Treatment data for patients having epidermal growth factor receptor (EGFR)-mutated non–small-cell lung cancer (NSCLC) handled with EGFR tyrosine kinase inhibitors vary greatly (EGFR-TKIs). The primary focus of the research was to identify genetic biomarkers that predict EGFR-TKI primary opposition in NSCLC patients. To use an upcoming sequencing panel, 168 cancer-related genes, plasma samples, and paired tumor biopsy from NSCLC patients were analyzed before diagnosis. Imaging examinations were performed on patients who were taking EGFR-TKIs. The relationship between co-alternative genes and progression-free survival (PFS) was investigated.

Further than the EGFR mutation, 46 (95.83%) of the 48 patients receiving EGFR-TKIs had to have at least one genetic co-variant. Multivariate analysis revealed that co-alterations in the PIK3CA, RB1,  and ERBB2 genes, instead of the number of co-alternative genes, have been autonomously linked to poor PFS. The best probability ratio χ2, Akaike information criterion, and Harrell concordance index were found when patients were grouped by particular gene condition.

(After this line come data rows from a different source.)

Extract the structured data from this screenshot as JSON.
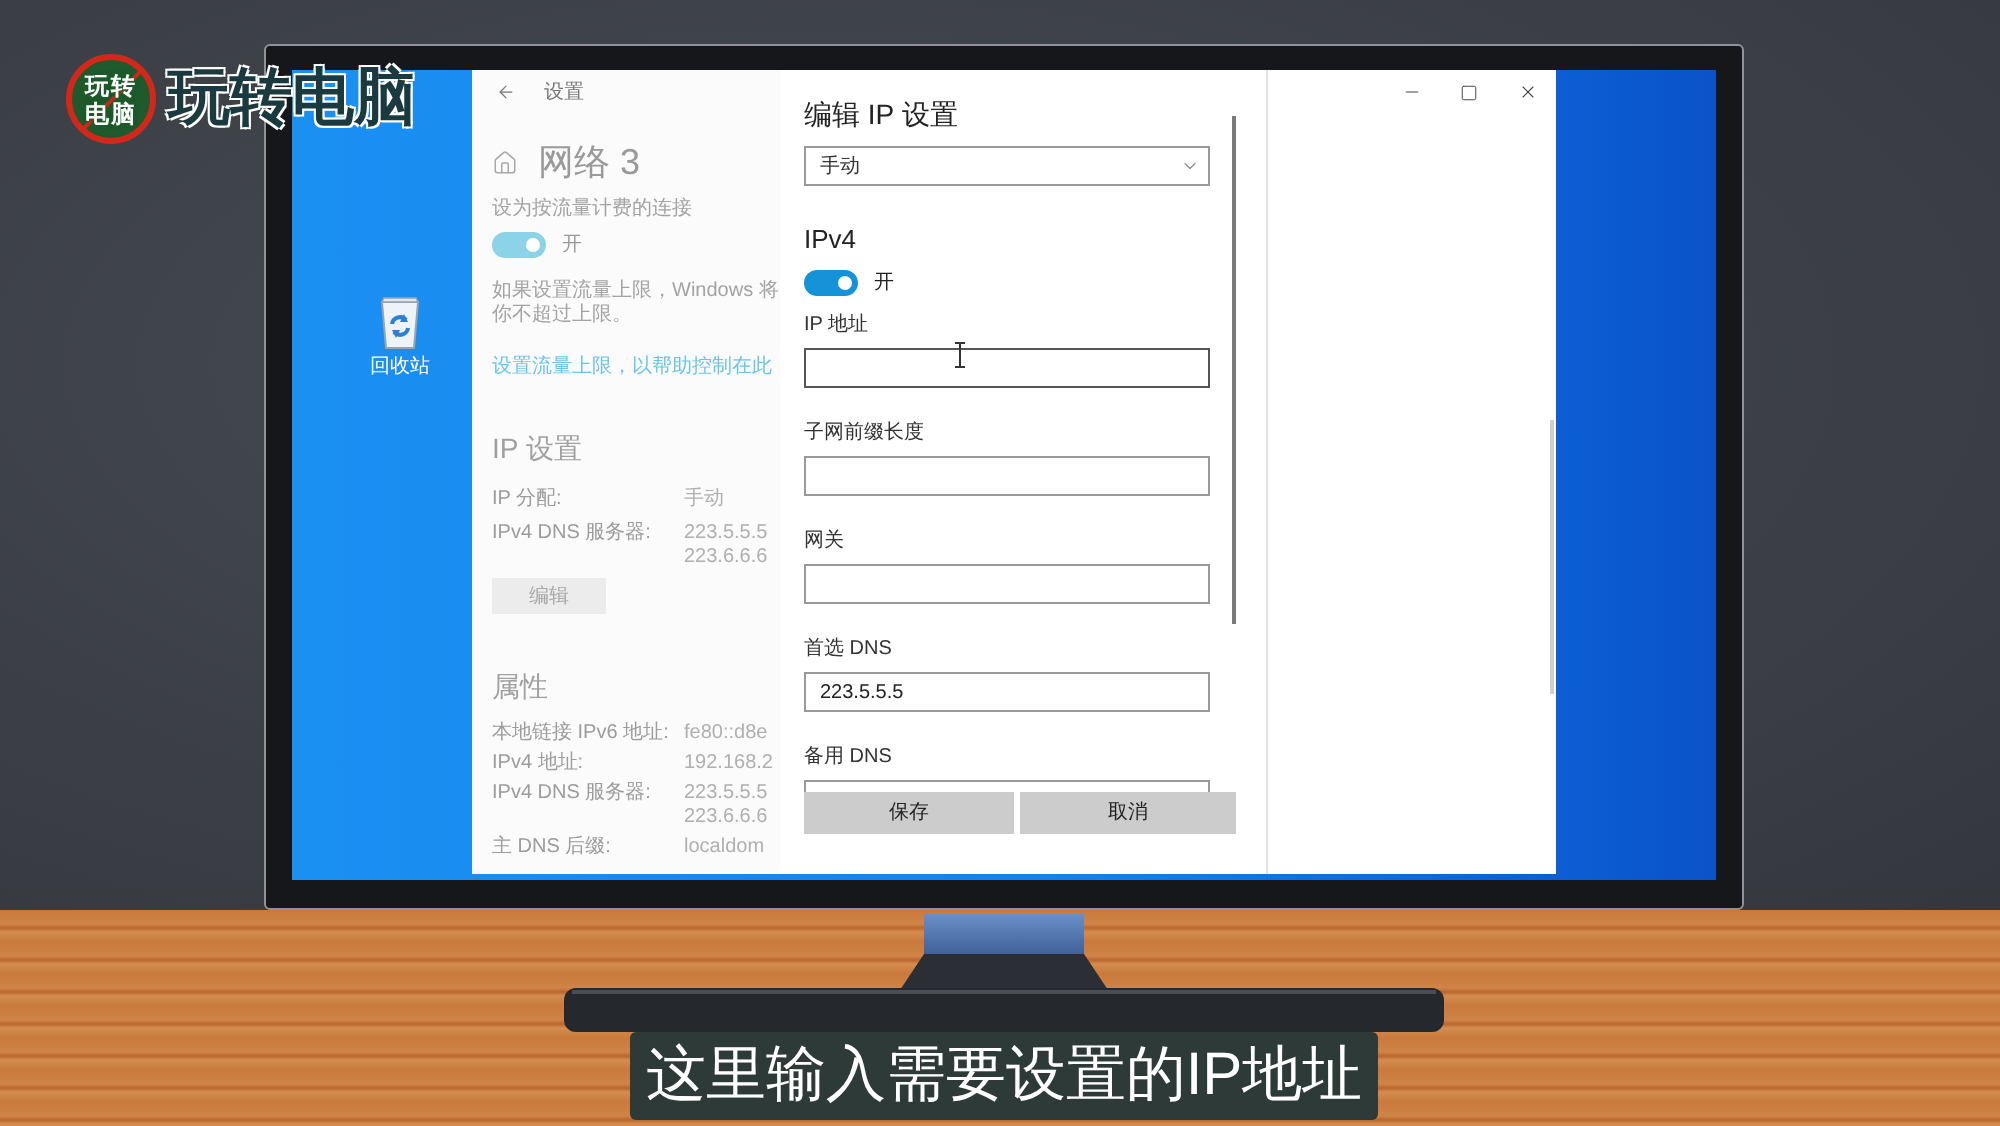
{
  "logo": {
    "badge_lines": [
      "玩转",
      "电脑"
    ],
    "title": "玩转电脑"
  },
  "desktop": {
    "icons": [
      {
        "label": "回收站"
      }
    ]
  },
  "settings_window": {
    "title": "设置",
    "page": {
      "title": "网络 3",
      "metered": {
        "label": "设为按流量计费的连接",
        "toggle": {
          "on": true,
          "label": "开"
        }
      },
      "note_lines": [
        "如果设置流量上限，Windows 将",
        "你不超过上限。"
      ],
      "link": "设置流量上限，以帮助控制在此",
      "ip_settings": {
        "heading": "IP 设置",
        "rows": [
          {
            "label": "IP 分配:",
            "values": [
              "手动"
            ]
          },
          {
            "label": "IPv4 DNS 服务器:",
            "values": [
              "223.5.5.5",
              "223.6.6.6"
            ]
          }
        ],
        "button": "编辑"
      },
      "properties": {
        "heading": "属性",
        "rows": [
          {
            "label": "本地链接 IPv6 地址:",
            "values": [
              "fe80::d8e"
            ]
          },
          {
            "label": "IPv4 地址:",
            "values": [
              "192.168.2"
            ]
          },
          {
            "label": "IPv4 DNS 服务器:",
            "values": [
              "223.5.5.5",
              "223.6.6.6"
            ]
          },
          {
            "label": "主 DNS 后缀:",
            "values": [
              "localdom"
            ]
          }
        ]
      }
    }
  },
  "dialog": {
    "title": "编辑 IP 设置",
    "dropdown": {
      "value": "手动"
    },
    "section": "IPv4",
    "toggle": {
      "on": true,
      "label": "开"
    },
    "fields": [
      {
        "label": "IP 地址",
        "hovered": true
      },
      {
        "label": "子网前缀长度",
        "hovered": false
      },
      {
        "label": "网关",
        "hovered": false
      },
      {
        "label": "首选 DNS",
        "value": "223.5.5.5",
        "hovered": false
      },
      {
        "label": "备用 DNS",
        "hovered": false
      }
    ],
    "buttons": [
      {
        "label": "保存"
      },
      {
        "label": "取消"
      }
    ]
  },
  "subtitle": "这里输入需要设置的IP地址"
}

The average PFS for sick people in team A (less genetic co-variations and wild genetic basis), team B (more genetic co-variations and wild specific genes), team C (less genetic co-variations and modified specific genes), and team D (more genetic co-variations and altered specific genes) have been 10.4, 9.13 (vs. team A; P = .3112), 6.33 (vs. team B; P = .0465), and 3.90 (vs. team C; P = .0309) months, respectively.

Patients with EGFR-mutated NSCLC had a significant rate of concurrent genetic changes. Specific gene variants were found to be more important than the number of changed genes in predicting poor PFS, which could help doctors identify patients who need new treatments.